In it, the hon. Member for Tunbridge Wells said:
“When will the Government understand we need more storage capacity and the ability to get gas to consumers so nobody has to face the possibility of going without gas during cold snaps like this one?”
The intention must have been to cause concern or alarm and it certainly had that effect, as I reported to the House last week. It was a bit mischievous, to put it gently, to pray in aid the estimable Alistair Buchanan—we will no doubt discuss him later, in the context of other Ofgem responsibilities—because, as reported in the Financial Times, his concern about the “cliff edge”, and those were his words, was about 2015-16, not about now. Nothing I have read from Ofgem this month about the cold spell and our supplies in December and January has suggested that there is a threat to our security—nothing.

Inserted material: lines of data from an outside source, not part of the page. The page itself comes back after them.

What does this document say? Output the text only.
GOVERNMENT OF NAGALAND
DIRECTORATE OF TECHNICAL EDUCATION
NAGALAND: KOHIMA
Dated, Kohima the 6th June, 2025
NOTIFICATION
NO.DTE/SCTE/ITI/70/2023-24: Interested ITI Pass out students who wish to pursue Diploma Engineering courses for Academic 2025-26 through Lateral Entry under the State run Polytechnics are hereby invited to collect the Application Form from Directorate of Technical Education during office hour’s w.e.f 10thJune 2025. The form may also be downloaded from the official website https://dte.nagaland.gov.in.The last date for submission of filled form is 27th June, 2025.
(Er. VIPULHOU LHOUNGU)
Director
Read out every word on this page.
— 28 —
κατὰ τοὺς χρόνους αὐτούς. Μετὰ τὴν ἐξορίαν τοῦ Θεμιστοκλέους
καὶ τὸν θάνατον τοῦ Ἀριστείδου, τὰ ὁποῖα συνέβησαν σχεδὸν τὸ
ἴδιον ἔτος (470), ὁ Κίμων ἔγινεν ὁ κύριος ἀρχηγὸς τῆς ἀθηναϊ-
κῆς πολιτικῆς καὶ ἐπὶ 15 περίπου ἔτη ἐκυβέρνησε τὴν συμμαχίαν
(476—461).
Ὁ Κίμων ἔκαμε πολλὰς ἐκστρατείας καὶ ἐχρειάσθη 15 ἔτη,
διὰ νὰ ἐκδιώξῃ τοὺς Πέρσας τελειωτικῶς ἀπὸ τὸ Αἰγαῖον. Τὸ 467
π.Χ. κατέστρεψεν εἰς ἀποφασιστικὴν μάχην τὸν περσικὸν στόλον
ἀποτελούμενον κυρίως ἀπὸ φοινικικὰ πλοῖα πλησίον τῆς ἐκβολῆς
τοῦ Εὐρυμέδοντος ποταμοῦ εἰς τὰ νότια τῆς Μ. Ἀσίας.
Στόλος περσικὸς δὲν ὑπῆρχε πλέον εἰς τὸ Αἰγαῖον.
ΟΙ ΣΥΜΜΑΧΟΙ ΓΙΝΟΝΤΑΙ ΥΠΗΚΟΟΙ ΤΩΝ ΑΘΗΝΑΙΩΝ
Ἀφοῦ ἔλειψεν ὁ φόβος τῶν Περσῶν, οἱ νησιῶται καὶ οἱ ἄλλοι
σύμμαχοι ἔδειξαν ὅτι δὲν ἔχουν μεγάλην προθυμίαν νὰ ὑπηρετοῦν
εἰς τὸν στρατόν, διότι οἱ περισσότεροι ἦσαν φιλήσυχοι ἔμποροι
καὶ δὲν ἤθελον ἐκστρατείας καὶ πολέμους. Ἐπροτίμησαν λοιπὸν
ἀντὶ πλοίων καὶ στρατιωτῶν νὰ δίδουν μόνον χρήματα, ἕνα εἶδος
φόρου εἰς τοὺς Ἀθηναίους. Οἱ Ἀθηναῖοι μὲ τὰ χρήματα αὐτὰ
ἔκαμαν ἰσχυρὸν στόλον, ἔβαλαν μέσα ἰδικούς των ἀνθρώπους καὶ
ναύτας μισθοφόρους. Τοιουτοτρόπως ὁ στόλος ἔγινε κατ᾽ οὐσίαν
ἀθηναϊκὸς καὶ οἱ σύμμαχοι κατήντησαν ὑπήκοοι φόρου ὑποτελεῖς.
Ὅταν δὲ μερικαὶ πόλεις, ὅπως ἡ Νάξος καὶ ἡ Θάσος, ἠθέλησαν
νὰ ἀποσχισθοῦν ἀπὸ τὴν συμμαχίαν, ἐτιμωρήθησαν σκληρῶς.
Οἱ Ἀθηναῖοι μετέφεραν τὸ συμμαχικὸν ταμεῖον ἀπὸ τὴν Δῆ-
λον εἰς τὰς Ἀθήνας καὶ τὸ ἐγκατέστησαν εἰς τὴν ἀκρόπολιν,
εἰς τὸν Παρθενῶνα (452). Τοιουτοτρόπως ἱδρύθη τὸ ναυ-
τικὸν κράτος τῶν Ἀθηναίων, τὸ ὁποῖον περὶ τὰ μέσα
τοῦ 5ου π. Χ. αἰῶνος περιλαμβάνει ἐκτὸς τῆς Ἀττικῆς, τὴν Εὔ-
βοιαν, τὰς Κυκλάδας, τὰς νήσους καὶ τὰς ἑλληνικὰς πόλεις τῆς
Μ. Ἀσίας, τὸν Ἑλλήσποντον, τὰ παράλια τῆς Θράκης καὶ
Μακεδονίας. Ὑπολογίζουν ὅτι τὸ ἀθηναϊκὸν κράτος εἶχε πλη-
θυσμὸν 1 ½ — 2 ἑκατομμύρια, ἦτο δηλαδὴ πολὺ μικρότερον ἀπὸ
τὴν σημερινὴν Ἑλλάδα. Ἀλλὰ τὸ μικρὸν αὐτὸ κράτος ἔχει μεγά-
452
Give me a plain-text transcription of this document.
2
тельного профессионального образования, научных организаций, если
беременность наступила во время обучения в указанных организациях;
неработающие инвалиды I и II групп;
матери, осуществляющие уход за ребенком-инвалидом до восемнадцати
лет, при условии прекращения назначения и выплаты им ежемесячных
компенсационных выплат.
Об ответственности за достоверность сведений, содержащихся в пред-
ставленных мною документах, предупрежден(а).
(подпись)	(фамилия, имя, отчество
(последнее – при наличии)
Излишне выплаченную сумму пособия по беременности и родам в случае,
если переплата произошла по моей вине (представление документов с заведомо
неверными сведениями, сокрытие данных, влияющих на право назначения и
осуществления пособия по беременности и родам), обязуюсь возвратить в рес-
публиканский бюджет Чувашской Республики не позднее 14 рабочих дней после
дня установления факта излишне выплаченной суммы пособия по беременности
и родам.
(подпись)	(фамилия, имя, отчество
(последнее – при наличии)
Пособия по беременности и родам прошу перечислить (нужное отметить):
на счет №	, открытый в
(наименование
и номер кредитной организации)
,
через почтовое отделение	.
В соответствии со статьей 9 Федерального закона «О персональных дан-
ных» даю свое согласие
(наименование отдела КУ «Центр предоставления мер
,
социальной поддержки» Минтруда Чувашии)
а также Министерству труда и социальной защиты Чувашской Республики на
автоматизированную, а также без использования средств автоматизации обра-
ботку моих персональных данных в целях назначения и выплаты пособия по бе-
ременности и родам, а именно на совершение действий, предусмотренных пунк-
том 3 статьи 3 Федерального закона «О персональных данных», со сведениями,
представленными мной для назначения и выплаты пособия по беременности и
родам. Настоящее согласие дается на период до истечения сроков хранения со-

Mr. Ellwood: I am grateful to the hon. Gentleman for giving way, although I think that he is making a bit of a meal of the issue and digressing a bit from the Bill. Temperatures dropped hugely to minus 22°. It was an unprecedented cold snap, which necessitated an increase in gas requirements of more than 28 per cent. The first step, the first port of call that gas companies have to take is to limit the supply to those with interruptible contracts, which suggests that we are heading towards running out of gas. Gas companies would not do that if they did not think that they had to start taking precautions. The precautions they took were enough to guarantee domestic supply for those who obviously need it to weather the worst of the weather. I urge the hon. Gentleman to proceed with caution, because I think he is being a bit mischievous. The remarks were made simply to underline the fact that we need more storage in this country, which I think has now been accepted by the Government.